Дом дневной, дом ночной - Ольга Токарчук
Шрифт:
Интервал:
Закладка:
Я бы так и осталась там навечно, ни живая, ни мертвая, если бы внезапно не затосковала по миру. И тут моим глазам открылся вид красочный, как живописное полотно. Я не могла оторвать от него взгляда.

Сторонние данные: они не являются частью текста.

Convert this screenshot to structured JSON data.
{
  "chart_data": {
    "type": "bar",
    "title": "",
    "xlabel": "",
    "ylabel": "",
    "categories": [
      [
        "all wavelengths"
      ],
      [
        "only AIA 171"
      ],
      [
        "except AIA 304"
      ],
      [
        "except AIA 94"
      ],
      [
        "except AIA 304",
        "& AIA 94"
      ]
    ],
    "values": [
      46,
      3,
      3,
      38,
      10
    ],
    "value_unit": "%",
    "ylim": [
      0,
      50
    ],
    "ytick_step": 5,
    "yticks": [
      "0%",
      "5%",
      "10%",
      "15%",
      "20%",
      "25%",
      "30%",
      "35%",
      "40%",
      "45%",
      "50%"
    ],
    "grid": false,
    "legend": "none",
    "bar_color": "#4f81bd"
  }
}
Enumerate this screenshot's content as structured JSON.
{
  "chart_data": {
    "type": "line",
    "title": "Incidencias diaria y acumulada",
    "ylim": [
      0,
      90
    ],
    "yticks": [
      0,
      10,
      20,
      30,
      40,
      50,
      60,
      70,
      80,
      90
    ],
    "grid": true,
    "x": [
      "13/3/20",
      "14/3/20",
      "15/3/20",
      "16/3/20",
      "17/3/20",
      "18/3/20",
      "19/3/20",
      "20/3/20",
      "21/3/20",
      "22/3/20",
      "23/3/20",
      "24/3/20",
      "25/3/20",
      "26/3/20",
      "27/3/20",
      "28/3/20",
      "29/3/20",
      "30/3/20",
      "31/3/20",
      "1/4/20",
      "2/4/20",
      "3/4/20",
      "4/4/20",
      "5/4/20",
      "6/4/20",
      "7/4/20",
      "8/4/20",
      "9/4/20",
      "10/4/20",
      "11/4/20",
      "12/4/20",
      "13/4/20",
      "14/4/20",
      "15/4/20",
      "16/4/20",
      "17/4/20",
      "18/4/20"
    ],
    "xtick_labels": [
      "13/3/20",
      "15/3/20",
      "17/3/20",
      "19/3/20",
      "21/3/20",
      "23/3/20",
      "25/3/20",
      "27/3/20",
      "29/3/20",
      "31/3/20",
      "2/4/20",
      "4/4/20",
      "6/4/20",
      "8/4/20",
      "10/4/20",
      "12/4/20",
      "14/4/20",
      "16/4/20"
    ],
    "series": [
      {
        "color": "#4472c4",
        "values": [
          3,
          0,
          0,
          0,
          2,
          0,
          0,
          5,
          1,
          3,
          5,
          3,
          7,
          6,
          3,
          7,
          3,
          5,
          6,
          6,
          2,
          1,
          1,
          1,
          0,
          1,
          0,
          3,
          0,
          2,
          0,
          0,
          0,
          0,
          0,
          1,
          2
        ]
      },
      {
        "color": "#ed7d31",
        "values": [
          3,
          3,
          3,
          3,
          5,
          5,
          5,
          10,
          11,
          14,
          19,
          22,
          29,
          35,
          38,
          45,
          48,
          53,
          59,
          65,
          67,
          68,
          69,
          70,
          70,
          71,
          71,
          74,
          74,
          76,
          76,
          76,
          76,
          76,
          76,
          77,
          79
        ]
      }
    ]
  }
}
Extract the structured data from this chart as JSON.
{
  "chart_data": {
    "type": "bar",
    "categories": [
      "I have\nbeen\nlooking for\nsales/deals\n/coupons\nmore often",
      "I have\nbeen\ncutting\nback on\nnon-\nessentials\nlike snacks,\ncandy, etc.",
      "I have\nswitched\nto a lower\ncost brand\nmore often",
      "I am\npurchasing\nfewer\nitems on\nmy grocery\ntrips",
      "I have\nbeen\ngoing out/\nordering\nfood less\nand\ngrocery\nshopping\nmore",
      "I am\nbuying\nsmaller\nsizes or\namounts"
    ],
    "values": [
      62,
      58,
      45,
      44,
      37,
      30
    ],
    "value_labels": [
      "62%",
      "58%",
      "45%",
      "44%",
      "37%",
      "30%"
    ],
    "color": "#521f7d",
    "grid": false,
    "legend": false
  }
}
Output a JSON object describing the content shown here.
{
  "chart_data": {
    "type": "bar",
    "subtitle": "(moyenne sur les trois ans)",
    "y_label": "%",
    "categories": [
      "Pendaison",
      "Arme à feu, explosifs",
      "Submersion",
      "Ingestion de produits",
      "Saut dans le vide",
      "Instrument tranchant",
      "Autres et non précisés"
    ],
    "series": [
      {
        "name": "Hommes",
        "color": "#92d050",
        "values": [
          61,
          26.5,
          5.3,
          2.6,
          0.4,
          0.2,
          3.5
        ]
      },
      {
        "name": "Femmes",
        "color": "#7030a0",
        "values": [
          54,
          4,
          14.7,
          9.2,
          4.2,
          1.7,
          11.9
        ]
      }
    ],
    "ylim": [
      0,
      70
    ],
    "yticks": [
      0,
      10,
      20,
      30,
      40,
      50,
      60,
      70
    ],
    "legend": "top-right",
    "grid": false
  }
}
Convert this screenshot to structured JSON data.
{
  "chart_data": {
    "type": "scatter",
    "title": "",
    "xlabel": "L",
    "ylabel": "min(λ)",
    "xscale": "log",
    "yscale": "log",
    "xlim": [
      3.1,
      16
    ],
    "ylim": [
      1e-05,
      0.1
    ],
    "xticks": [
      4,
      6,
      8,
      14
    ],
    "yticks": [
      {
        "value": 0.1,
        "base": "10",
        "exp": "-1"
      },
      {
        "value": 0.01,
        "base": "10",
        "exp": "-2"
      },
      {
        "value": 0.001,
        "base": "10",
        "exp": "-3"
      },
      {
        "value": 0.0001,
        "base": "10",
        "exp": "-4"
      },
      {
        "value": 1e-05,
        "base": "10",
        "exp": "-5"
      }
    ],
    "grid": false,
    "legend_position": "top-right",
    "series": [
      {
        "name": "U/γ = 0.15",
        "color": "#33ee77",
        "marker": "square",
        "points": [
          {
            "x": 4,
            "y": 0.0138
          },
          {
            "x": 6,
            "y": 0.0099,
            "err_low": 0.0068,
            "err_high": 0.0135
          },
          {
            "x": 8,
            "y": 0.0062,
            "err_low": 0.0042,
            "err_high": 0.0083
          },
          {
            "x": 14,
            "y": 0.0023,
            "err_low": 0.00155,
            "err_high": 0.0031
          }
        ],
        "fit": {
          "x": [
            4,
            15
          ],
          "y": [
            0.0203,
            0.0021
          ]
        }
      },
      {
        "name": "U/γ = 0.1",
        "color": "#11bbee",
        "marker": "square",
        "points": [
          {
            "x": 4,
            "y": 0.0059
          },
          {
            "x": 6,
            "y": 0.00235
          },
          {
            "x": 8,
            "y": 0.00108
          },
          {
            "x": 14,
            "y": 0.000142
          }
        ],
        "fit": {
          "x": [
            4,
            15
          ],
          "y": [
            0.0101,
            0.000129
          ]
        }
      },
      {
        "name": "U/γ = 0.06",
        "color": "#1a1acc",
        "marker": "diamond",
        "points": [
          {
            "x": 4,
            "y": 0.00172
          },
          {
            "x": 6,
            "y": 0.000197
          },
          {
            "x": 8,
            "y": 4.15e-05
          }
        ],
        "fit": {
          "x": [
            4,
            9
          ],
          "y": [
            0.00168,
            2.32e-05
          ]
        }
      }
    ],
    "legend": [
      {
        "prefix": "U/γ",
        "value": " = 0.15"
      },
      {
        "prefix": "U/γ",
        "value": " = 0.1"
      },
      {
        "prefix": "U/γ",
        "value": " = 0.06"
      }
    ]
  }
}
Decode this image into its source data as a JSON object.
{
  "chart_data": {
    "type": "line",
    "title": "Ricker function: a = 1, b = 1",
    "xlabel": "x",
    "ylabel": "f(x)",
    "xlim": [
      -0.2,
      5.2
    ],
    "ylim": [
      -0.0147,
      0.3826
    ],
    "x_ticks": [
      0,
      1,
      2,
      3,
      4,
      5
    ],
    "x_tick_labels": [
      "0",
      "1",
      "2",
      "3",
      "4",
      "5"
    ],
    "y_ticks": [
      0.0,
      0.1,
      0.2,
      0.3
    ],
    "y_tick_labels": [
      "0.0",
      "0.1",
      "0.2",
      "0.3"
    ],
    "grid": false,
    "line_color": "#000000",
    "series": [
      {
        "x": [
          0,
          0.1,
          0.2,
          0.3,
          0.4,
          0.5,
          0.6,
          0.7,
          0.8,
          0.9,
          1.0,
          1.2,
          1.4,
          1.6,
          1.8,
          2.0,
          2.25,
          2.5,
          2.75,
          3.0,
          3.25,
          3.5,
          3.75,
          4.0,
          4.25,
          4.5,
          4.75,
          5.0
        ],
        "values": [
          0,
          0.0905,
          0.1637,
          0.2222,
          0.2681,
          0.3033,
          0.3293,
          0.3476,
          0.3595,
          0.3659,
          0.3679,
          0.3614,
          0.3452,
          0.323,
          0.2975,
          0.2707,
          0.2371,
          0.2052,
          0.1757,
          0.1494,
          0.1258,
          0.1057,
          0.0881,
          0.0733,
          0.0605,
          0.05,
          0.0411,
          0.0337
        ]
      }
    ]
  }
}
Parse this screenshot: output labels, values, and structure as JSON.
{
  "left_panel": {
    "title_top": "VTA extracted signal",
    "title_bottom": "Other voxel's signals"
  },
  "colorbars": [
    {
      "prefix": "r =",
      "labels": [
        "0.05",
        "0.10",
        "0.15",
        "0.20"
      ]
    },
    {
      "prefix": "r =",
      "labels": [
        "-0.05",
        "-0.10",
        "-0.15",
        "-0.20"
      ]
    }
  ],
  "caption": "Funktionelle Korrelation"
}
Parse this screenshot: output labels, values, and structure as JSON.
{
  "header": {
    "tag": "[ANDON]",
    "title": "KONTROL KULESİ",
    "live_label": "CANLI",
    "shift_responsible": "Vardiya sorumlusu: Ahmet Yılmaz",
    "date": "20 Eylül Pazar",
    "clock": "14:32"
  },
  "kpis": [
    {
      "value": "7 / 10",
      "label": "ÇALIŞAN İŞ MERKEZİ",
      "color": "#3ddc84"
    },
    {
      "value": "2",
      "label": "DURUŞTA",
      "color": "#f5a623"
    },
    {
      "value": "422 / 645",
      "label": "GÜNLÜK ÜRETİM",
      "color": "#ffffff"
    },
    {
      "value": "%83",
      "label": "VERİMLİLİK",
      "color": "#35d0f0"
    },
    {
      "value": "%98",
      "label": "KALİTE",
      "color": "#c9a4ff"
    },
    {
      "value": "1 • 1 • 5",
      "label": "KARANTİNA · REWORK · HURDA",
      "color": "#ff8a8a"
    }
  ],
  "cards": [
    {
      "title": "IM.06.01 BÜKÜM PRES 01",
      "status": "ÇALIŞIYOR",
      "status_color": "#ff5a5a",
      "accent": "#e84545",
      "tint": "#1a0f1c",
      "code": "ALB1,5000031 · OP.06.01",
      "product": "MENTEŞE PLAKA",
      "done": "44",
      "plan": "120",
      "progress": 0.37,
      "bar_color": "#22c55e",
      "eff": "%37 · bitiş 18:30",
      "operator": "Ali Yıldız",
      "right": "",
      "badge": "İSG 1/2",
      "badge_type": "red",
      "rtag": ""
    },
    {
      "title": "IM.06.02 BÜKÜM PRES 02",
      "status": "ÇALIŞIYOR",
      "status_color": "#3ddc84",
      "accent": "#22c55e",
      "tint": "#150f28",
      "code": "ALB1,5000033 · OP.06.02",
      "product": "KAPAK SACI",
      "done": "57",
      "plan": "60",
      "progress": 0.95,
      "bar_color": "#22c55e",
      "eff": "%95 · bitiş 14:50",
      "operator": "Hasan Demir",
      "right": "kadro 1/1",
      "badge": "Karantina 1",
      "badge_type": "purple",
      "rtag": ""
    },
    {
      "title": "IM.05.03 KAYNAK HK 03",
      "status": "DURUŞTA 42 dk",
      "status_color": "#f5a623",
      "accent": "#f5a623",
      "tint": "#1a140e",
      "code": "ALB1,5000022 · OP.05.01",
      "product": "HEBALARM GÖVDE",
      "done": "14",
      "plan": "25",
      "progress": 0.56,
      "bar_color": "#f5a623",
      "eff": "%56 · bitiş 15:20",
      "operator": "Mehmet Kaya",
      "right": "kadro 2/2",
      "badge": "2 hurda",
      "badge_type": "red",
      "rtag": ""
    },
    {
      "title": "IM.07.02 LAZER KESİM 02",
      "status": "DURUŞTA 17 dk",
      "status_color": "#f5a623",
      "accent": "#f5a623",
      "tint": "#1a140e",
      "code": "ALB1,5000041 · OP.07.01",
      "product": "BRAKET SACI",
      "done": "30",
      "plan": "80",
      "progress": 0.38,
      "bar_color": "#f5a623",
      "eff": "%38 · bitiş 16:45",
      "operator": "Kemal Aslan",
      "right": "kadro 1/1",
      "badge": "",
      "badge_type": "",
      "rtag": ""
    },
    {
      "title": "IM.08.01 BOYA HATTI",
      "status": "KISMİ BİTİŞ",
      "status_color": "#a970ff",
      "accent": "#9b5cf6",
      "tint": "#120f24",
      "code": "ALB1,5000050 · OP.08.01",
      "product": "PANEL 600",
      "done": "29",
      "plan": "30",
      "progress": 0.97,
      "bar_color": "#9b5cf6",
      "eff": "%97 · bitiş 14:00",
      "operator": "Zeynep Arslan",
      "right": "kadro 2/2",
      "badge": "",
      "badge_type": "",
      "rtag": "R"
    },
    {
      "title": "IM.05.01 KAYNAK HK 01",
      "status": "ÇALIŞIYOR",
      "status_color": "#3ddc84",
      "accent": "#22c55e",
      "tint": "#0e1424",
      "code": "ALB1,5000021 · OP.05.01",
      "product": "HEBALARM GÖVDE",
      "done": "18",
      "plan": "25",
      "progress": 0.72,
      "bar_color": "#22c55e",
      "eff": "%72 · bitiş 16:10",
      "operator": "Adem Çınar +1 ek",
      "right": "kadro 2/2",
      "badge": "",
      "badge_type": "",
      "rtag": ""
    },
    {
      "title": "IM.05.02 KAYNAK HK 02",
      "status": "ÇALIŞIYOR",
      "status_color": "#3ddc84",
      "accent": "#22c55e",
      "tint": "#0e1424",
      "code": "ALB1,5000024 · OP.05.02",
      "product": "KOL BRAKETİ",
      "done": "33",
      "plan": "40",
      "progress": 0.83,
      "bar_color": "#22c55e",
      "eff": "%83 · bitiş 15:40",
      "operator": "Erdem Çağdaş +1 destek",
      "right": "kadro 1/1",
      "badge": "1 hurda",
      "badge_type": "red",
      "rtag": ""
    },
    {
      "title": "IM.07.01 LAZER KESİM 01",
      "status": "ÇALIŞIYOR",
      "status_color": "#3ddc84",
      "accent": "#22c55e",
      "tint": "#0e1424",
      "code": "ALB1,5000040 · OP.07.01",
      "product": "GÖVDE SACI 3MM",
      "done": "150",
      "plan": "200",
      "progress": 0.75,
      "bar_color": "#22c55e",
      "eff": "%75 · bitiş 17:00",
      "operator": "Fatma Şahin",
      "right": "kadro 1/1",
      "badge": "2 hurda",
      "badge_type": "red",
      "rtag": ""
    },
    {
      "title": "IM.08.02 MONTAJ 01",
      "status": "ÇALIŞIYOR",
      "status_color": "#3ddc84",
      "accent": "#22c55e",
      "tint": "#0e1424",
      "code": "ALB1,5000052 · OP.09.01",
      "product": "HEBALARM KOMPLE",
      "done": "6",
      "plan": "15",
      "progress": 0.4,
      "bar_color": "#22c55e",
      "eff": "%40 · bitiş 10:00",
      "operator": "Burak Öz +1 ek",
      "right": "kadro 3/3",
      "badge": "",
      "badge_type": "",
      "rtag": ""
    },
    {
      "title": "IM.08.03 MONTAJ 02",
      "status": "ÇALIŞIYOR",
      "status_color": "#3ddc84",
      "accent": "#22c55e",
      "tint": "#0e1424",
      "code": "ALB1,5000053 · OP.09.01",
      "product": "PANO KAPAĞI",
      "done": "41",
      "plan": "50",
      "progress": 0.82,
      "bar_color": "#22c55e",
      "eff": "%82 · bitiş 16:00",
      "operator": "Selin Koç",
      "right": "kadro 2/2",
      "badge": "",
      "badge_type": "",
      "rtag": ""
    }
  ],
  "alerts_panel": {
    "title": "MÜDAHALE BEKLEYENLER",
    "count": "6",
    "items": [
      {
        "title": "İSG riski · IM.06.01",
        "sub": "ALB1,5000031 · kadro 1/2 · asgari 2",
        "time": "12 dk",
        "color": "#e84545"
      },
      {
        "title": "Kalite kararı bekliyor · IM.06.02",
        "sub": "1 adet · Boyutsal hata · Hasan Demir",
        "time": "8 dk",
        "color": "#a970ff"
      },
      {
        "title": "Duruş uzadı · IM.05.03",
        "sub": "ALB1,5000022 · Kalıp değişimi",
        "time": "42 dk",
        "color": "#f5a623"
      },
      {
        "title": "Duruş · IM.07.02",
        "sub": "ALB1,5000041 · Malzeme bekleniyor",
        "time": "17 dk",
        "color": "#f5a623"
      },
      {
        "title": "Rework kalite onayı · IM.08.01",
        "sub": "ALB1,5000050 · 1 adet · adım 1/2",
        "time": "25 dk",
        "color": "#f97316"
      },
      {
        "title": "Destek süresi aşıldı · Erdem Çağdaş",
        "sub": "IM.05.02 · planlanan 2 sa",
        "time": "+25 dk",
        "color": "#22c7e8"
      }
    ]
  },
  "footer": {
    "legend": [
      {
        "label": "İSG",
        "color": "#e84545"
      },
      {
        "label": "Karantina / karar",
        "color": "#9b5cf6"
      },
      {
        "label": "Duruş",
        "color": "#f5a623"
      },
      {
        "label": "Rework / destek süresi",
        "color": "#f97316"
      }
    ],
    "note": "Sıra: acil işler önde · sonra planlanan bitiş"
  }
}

Видимый отсюда мир был миром спящих людей. Был он заселен гуще, чем тот, который я знала, потому что там были также все те, о ком мы думали, что они умерли. Я поняла, что это Судный день, и ангелы уже начали сворачивать концы мира, как если бы они были краями огромного ковра. Из-под него, сверху и снизу, долетал гул великой битвы — бряцание оружия, топот коней, но я не видела, кто с кем сражается, поскольку взор мой был сосредоточен на распростертой подо мной земле. Некоторые люди уже пробуждались, протирали глаза и смотрели в небо. Их взгляд был рассеян, слаб — они не видели, на что смотрят. Еще я видела горы, которые дрожали как будто от страха, а их очертания расплывались в редеющем воздухе. А солнце стояло в зените и освещало просторы ярким и горячим светом. В степях начинали гореть травы, и вода бурлила в ручьях. Животные вышли из чащи лесов и, безразличные к своим естественным врагам, спускались в шумные долины. Так же и люди — тянулись по пыльным дорогам в какое-то условленное место. Они шли уверенно и бодро, никто не мешкал. Небо не было безмятежным и голубым, оно клокотало и клубилось. Под ним превращались в камень растения.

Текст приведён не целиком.